我正在尝试解决与正态分布和对数正态分布卷积的伽马分布的参数。我可以通过实验得出正态分量和对数正态分量的参数,因此,我只想求解伽马参数。
我尝试了 3 种方法来解决这个问题:
1)生成卷积随机数据集(即rnorm()+rlnorm()+rgamma()
)并在数据的线性或对数分级直方图上使用最小二乘回归(未显示,但RNG非常有偏差并且根本没有优化。)
2)卷积函数的“蛮力”数值积分(示例代码#1)
3) 带有 distr 包的数值积分方法。(示例代码#2)
我在这三种方法上都取得了有限的成功。重要的是,这些方法似乎适用于伽马参数的“标称”值,但是当 k(shape) 较低且 theta(scale) 较高时,它们都开始失效——这就是我的实验数据所在的位置。
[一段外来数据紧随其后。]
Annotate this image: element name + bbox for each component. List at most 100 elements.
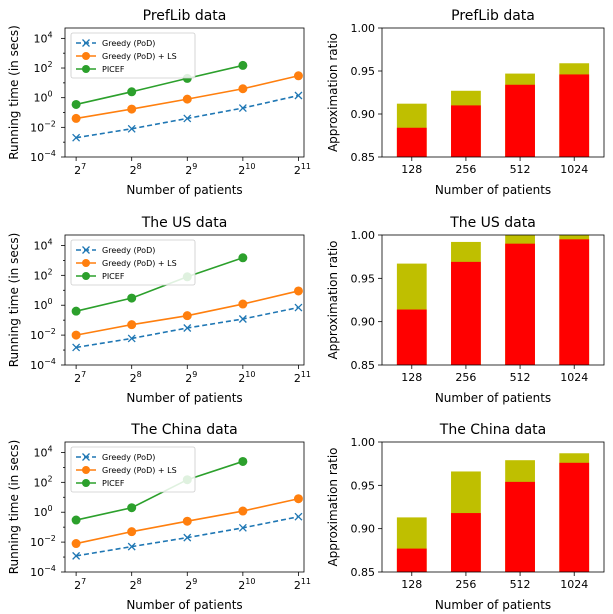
data-point (71, 539, 81, 549)
y-axis-label: Approximation ratio (326, 240, 340, 359)
data-point (72, 343, 81, 352)
x-tick-label: 1024 (560, 578, 588, 591)
x-tick-label: 1024 (560, 371, 588, 384)
data-point (183, 324, 192, 332)
x-tick-label: 128 (401, 163, 422, 176)
legend-label: Greedy (PoD) (102, 453, 155, 462)
data-point (127, 124, 136, 133)
x-tick-label: 256 (455, 578, 476, 591)
data-point (293, 494, 303, 504)
x-axis-label: Number of patients (126, 391, 242, 405)
data-point (127, 334, 136, 343)
x-tick-label: 512 (510, 578, 531, 591)
y-tick-label: 10−4 (30, 564, 56, 579)
y-tick-label: 104 (33, 30, 52, 45)
y-tick-label: 10−2 (30, 327, 56, 342)
data-point (238, 456, 248, 466)
y-tick-label: 104 (33, 444, 52, 459)
data-point (71, 306, 81, 316)
chart-1: PrefLib data Number of patients Running ti… (7, 8, 311, 197)
chart-title: The US data (449, 215, 536, 231)
data-point (293, 286, 303, 296)
y-tick-label: 1.00 (351, 22, 376, 35)
x-tick-label: 29 (185, 577, 197, 592)
y-tick-label: 0.90 (351, 108, 376, 121)
bar (396, 548, 427, 572)
legend-label: Greedy (PoD) (102, 246, 155, 255)
data-point (127, 293, 137, 303)
legend-marker (82, 479, 90, 487)
bar (559, 239, 590, 365)
x-tick-label: 28 (130, 162, 142, 177)
x-tick-label: 28 (130, 577, 142, 592)
y-tick-label: 10−2 (30, 119, 56, 134)
data-point (238, 104, 247, 113)
plot-frame (381, 234, 605, 366)
legend-label: Greedy (PoD) + LS (102, 466, 177, 475)
data-point (127, 87, 137, 97)
y-tick-label: 102 (33, 267, 52, 282)
data-point (72, 133, 81, 142)
y-tick-label: 100 (33, 90, 52, 105)
y-tick-label: 1.00 (351, 229, 376, 242)
y-axis-label: Running time (in secs) (7, 25, 21, 160)
plot-frame (381, 441, 605, 573)
y-tick-label: 0.95 (351, 65, 376, 78)
chart-2: PrefLib data Number of patients Approximat… (326, 8, 605, 197)
legend-marker (82, 272, 90, 280)
data-point (238, 506, 248, 516)
x-tick-label: 1024 (560, 163, 588, 176)
legend-label: Greedy (PoD) (102, 39, 155, 48)
legend-marker (82, 52, 90, 60)
bar (559, 74, 590, 157)
data-point (182, 94, 192, 104)
bar (396, 309, 427, 365)
legend-label: PICEF (102, 479, 125, 488)
y-tick-label: 0.90 (351, 316, 376, 329)
x-tick-label: 512 (510, 371, 531, 384)
x-tick-label: 211 (294, 162, 311, 177)
x-tick-label: 512 (510, 163, 531, 176)
x-axis-label: Number of patients (126, 183, 242, 197)
bar (559, 462, 590, 572)
data-point (183, 114, 192, 123)
x-tick-label: 27 (74, 370, 86, 385)
x-axis-label: Number of patients (126, 598, 242, 612)
y-axis-label: Running time (in secs) (7, 233, 21, 368)
data-point (238, 84, 248, 94)
chart-title: The China data (439, 422, 546, 438)
y-tick-label: 102 (33, 474, 52, 489)
chart-3: The US data Number of patients Running tim… (7, 215, 311, 405)
data-point (238, 253, 248, 263)
legend-marker (82, 65, 90, 73)
data-point (294, 512, 303, 521)
bar (451, 261, 481, 365)
x-axis-label: Number of patients (435, 598, 551, 612)
data-point (183, 533, 192, 542)
data-point (71, 99, 81, 109)
data-point (72, 551, 81, 560)
data-point (127, 320, 137, 330)
x-tick-label: 256 (455, 163, 476, 176)
y-tick-label: 0.85 (351, 359, 376, 372)
bar (505, 481, 535, 572)
legend-marker (82, 246, 90, 254)
data-point (238, 299, 248, 309)
y-tick-label: 100 (33, 504, 52, 519)
bar (396, 127, 427, 157)
data-point (127, 527, 137, 537)
y-tick-label: 0.85 (351, 151, 376, 164)
legend-marker (82, 466, 90, 474)
legend-marker (82, 39, 90, 47)
legend-marker (82, 453, 90, 461)
series-line-3 (75, 257, 244, 312)
data-point (71, 330, 81, 340)
data-point (238, 523, 247, 532)
legend-label: Greedy (PoD) + LS (102, 52, 177, 61)
x-tick-label: 210 (238, 162, 255, 177)
data-point (294, 91, 303, 100)
series-line-3 (75, 460, 244, 521)
x-tick-label: 27 (74, 577, 86, 592)
x-tick-label: 256 (455, 371, 476, 384)
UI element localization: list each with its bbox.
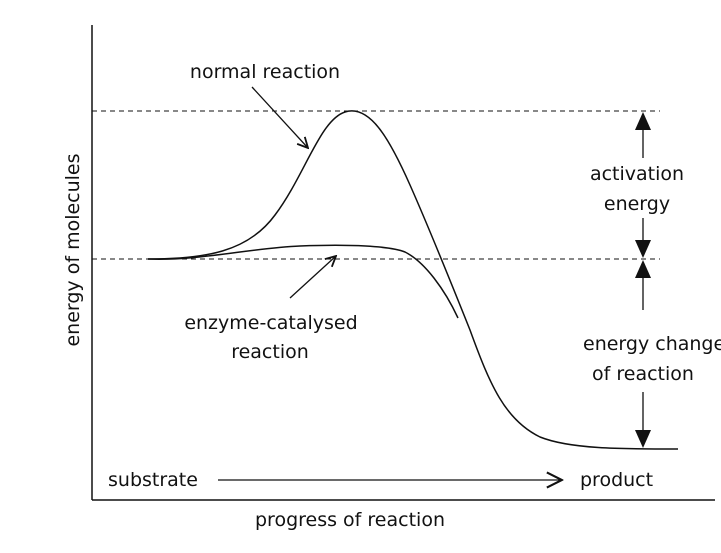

请在下面找到示例。
直接数值积分
# make the functions
f.N <- function(n) dnorm(n, N[1], N[2])
f.L <- function(l) dlnorm(l, L[1], L[2])
f.G <- function(g) dgamma(g, G[1], scale=G[2])
# make convolved functions
f.Z <- function(z) integrate(function(x,z) f.L(z-x)*f.N(x), -Inf, Inf, z)$value # L+N
f.Z <- Vectorize(f.Z)
f.Z1 <- function(z) integrate(function(x,z) f.G(z-x)*f.Z(x), -Inf, Inf, z)$value # G+(L+N)
f.Z1 <- Vectorize(f.Z1)
# params of Norm, Lnorm, and Gamma
N <- c(0,5)
L <- c(2.5,.5)
G <- c(2,7) # this distribution is the one we ultimately want to solve for.
# G <- c(.5,10) # 0<k<1
# G <- c(.25,5e4) # ballpark params of experimental data
# generate some data
set.seed(1)
rN <- rnorm(1e4, N[1], N[2])
rL <- rlnorm(1e4, L[1], L[2])
rG <- rgamma(1e4, G[1], scale=G[2])
Z <- rN + rL
Z1 <- rN + rL + rG
# check the fit
hist(Z,freq=F,breaks=100, xlim=c(-10,50), col=rgb(0,0,1,.25))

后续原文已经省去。